Black Sea wheat moves markets lower, but spring wheat a watch point: Grain Market Daily

Wednesday, 29 July 2020

Market Commentary

  • UK feed wheat futures (Nov-20) moved £1.20/t lower yesterday, to close at £165.70/t, the lowest point since 2 July. Global wheat markets also saw declines, with a bearish sentiment for Black Sea grain markets setting the tone.
  • Up to Friday, the 20-day moving average for UK feed wheat futures (Nov-20) looked set to break above the 50-day average, which would have provided a bullish signal. However, news surrounding the Black Sea market pushed the short-term average lower again.
  • Yesterday, Egypt’s state grain buyer, GASC, purchased 470Kt of wheat, 360Kt of Russian origin and 120Kt of Ukrainian origin.

James Webster

Senior Analyst (Cereals and Oilseeds)

Black Sea wheat moves markets lower, but spring wheat a watch point

This season, like most seasons in recent history, Black Sea grain supplies will be pivotal to the direction of global markets. Adjustments to production estimates from the Black Sea regions set the tone for domestic and international prices, especially in a year when other Northern Hemisphere producers, most notably the US, EU and Ukraine, are set for smaller wheat production.

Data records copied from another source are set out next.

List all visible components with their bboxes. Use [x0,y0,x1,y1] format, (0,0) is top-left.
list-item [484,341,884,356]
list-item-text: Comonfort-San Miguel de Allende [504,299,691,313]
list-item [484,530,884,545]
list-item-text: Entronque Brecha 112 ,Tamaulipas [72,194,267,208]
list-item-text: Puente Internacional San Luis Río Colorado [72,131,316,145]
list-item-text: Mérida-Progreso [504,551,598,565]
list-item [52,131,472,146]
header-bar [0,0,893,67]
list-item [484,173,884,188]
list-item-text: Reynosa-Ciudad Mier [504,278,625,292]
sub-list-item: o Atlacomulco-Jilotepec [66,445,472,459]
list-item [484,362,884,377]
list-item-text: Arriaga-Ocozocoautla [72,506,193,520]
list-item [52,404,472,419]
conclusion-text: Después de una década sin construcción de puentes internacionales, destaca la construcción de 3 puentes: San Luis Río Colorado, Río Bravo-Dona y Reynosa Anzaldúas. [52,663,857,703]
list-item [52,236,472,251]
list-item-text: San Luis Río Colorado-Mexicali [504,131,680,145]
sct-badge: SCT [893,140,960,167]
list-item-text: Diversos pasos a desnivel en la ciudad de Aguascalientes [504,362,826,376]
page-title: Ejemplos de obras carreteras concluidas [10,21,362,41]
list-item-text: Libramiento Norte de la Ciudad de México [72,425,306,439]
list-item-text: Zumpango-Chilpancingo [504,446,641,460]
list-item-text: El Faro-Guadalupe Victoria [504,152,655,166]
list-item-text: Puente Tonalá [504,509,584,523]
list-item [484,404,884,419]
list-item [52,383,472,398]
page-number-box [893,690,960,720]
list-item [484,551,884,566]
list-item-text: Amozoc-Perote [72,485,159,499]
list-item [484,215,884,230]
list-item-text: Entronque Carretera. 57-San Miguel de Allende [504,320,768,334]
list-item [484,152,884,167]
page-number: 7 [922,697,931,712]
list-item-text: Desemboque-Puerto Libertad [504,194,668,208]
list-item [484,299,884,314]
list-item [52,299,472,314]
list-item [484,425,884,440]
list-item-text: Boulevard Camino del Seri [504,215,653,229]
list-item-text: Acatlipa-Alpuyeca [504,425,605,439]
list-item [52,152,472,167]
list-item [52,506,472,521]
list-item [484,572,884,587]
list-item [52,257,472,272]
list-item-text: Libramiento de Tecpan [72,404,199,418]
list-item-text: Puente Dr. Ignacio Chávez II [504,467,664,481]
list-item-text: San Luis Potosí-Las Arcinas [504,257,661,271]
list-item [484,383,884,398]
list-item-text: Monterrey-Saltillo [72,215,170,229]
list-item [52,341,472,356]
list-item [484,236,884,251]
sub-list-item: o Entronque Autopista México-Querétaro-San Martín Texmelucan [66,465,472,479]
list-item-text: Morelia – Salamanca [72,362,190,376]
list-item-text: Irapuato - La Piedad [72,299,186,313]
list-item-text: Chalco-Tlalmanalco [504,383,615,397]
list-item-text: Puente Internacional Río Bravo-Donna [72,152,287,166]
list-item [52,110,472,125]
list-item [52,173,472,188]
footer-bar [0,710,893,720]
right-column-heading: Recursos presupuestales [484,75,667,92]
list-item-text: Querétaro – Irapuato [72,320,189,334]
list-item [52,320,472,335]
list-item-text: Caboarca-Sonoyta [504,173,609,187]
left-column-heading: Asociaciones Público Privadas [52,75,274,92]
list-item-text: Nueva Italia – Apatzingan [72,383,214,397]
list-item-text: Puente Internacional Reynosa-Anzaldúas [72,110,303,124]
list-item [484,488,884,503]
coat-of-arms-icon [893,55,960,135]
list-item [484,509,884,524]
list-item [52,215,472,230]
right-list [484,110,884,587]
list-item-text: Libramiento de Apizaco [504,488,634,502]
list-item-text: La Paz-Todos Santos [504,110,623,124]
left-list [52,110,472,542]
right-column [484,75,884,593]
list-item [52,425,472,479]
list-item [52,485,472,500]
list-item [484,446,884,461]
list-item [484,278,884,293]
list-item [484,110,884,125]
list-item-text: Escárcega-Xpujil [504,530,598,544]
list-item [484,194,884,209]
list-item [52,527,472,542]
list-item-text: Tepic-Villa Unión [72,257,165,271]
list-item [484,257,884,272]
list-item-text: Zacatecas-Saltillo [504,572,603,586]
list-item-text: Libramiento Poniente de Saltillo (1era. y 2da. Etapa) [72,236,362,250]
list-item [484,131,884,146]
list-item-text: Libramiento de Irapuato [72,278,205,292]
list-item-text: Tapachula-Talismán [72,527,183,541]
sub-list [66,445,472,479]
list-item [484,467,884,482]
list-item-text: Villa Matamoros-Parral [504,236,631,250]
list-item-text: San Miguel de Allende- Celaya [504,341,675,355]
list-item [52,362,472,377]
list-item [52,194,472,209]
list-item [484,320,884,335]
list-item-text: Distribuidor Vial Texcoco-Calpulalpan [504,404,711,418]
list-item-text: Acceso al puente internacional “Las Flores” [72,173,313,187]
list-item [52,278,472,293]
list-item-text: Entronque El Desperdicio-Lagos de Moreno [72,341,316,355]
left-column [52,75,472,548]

This week has been very similar in that regard. On Monday, global wheat futures took a hit and Paris and UK new crop markets (Dec-20 and Nov-20, respectively) have continued to fall throughout the week. The common theme? An increase in the estimated area planted to wheat in Russia. Russia’s official statistics agency upped its estimate of 2020 wheat area estimate to 29.4Mha, reportedly the highest area planted to wheat since the 70’s.

In response, the Russian Institute for Agricultural Market Studies (IKAR) revised its production estimate back up to 78Mt, have previously dropped to 76.5Mt in the week commencing 13 July. Depending on the area figures being used by global forecasters, we could see further rises to production estimates for Russia in the coming weeks.

Russian harvests and crop development will continue to be watched closely for market sentiment particularly Siberia, which accounts for a large volume of the nation’s spring wheat production. Temperatures in Siberia have been significantly above average of late, and look set to remain so in the coming fortnight. With spring wheat currently flowering in the region yields could well be impacted, which could limit production forecasts despite the increased area figures.

Another key region for wheat market trends is Ukraine. A recent report from Ukragroconsult highlighted the Ukrainian wheat harvest was 53% complete at 23 July. Average yields stand at 3.62t/ha, versus 3.82t/ha the same period. If yields continue at the same level production would reach 24.3Mt, down from the circa. 28.5Mt harvested last season.